Angliche.
J’en garde encore un souvenir bien précis : “good morning teacher!”
J’étais en CM2, école élémentaire Daniel Galland, Saint-Vrain, je devais aller sur mes 11 ans. Il y avait dans cette école une salle dédiée à tout et n’importe quoi : les tests de vaccin effectués en 17 secondes par une énorme infirmière, l‘ophtalmo qui une fois l’année venait vérifier, en 17 secondes, que je n’étais pas myope (avec du recul, pas si compétente, je ne distinguais pas un ballon de foot d’une grosse tortue à cette époque) et surtout… mes premiers cours d’anglais.
La maitresse n’avait pas de prénom, elle s’appelait “Teacher“. J’ai appris les premières bases : connaître mon numéro de téléphone, dire mon prénom, apprendre une chanson sur un type qui se faisait arracher la main par un gros poisson, compter jusqu’à 10, pour impressionner les parents.

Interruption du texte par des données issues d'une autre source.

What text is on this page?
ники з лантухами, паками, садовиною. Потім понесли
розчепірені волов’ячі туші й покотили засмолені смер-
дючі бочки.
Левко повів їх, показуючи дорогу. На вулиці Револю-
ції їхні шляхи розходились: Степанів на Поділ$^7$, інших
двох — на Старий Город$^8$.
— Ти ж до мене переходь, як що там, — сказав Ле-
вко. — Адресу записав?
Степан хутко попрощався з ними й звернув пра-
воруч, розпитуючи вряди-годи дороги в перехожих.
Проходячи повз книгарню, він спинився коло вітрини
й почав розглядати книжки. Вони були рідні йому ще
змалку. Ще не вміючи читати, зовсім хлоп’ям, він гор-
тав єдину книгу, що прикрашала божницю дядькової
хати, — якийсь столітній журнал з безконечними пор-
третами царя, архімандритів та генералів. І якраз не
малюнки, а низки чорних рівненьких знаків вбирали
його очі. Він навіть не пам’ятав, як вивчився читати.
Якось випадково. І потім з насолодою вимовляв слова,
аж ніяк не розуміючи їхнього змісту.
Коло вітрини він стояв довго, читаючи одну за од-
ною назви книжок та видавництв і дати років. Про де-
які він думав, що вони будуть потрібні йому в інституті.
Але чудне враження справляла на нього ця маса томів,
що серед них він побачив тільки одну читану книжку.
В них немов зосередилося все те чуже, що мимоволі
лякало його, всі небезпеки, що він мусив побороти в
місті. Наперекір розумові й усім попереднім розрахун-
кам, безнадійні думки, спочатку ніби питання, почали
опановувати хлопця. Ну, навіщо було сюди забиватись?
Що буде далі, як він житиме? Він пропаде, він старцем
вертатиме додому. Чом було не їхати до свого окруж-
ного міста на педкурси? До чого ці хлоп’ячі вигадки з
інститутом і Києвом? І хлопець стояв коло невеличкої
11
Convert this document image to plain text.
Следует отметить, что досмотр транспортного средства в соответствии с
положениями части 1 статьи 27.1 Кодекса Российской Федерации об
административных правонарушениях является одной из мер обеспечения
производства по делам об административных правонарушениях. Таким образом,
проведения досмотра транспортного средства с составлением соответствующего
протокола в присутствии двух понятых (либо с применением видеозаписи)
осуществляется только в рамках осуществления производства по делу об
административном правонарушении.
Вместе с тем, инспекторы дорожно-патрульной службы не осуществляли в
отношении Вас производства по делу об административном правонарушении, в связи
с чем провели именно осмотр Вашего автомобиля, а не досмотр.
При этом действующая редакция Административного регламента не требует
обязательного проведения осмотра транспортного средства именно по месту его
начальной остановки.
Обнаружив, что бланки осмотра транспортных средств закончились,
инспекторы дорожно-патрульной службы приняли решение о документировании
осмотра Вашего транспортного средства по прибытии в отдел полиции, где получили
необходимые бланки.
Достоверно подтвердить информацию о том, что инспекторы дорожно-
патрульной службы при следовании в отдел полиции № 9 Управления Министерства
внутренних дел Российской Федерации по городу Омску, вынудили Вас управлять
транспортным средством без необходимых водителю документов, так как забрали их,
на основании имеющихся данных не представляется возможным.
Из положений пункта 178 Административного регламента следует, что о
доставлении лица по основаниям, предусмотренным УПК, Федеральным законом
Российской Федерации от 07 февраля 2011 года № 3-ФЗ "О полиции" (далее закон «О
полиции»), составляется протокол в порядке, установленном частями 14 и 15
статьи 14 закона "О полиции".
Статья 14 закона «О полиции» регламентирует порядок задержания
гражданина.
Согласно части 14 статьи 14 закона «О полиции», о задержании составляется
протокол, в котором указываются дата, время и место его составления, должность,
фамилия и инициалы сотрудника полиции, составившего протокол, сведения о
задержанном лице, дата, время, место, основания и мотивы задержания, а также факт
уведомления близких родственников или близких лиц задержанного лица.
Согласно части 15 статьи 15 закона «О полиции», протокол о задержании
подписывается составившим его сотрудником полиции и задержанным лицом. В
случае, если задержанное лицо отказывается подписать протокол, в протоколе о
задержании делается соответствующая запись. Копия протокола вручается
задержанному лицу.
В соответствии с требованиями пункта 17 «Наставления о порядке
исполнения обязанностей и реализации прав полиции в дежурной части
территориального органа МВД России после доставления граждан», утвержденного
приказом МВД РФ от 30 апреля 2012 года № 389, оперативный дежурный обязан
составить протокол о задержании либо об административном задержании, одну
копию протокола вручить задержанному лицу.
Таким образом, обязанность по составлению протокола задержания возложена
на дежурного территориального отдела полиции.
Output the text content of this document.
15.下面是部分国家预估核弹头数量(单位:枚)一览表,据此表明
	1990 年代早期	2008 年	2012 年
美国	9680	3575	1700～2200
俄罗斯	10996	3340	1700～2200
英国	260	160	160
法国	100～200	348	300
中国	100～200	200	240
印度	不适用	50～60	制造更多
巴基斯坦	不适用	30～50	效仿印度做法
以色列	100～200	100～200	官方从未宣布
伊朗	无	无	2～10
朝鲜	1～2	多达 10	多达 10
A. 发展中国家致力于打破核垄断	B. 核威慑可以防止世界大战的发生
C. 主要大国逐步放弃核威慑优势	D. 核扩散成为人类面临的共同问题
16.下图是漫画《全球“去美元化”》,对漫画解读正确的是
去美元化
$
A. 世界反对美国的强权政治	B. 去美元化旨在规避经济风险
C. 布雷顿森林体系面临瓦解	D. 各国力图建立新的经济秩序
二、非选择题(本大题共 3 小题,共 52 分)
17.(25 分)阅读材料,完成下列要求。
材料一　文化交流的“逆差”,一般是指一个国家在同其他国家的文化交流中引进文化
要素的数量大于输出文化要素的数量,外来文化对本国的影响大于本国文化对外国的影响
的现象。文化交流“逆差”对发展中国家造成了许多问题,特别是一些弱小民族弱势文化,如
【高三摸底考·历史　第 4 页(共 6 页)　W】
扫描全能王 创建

Et puis quelques années plus tard, l’enseignement est plus poussé. Les cours d’anglais s’intensifient, interviennent les premiers verbes irréguliers (appris par coeur sans en connaître le sens, oui oui, souviens toi, put put put, cet enfoiré de know knew known etc.) et 4 fois par an la diffusion exceptionnelle des Evadés, “The Shawshank Redemption“, 1994. Je me souviens, Mme Martre me filait quelques points en plus pour avoir collé la photo de Morgan Freeman en haut à gauche de mon compte rendu…
Les années passent et on finit par se dire qu’on est pas si mauvais en “engliche“. Puis vient le jour où l’anglais devient nécessaire, lors d’un déplacement/déménagement à l’étranger. C’est visiblement ce jour là que tout bascule. Ton anglais est nul. Merdique. Tu croyais pouvoir débattre du conflit israélo-palestinien et tu n’es pas foutu de commander un jambon-beurre.
Bout à bout, j’ai appris l’anglais durant 10 ans approximativement. 10 ans pour savoir conjuguer le verbe “être“. Il m’a fallu 2 mois à l’étranger pour atteindre un niveau qui me permet d’avoir une de vie sociale. Bien entendu, je mens, j’exagère.
L’anglais en Suède est une seconde langue, dans le sens “vraie seconde langue”. La plupart le pratique, l’anglais ne pose aucun souci. Je ne pense pas que l’enseignement soit fondamentalement différent, je pense qu’il s’agit simplement du fait que les suédois entendent l’anglais beaucoup plus fréquemment, par l’intermédiaire de cet objet internationalement utilisé que l’on appelle la télévision. Les films ne sont pas doublés (ou très peu) et l’activité favorite des plus jeunes devient source d’enseignement. Outre un gain cinématographique conséquent, je ne peux qu’être impressionné par le niveau d’anglais de la population. Ceci dit, je peux aussi comprendre le caractère “vital” de l’anglais ici… ouais le suédois c’est vraiment sympa mais…. enfin… vous m’avez compris.
Good morning Teacher,
Quand je vous dis que la Suède est un beau pays.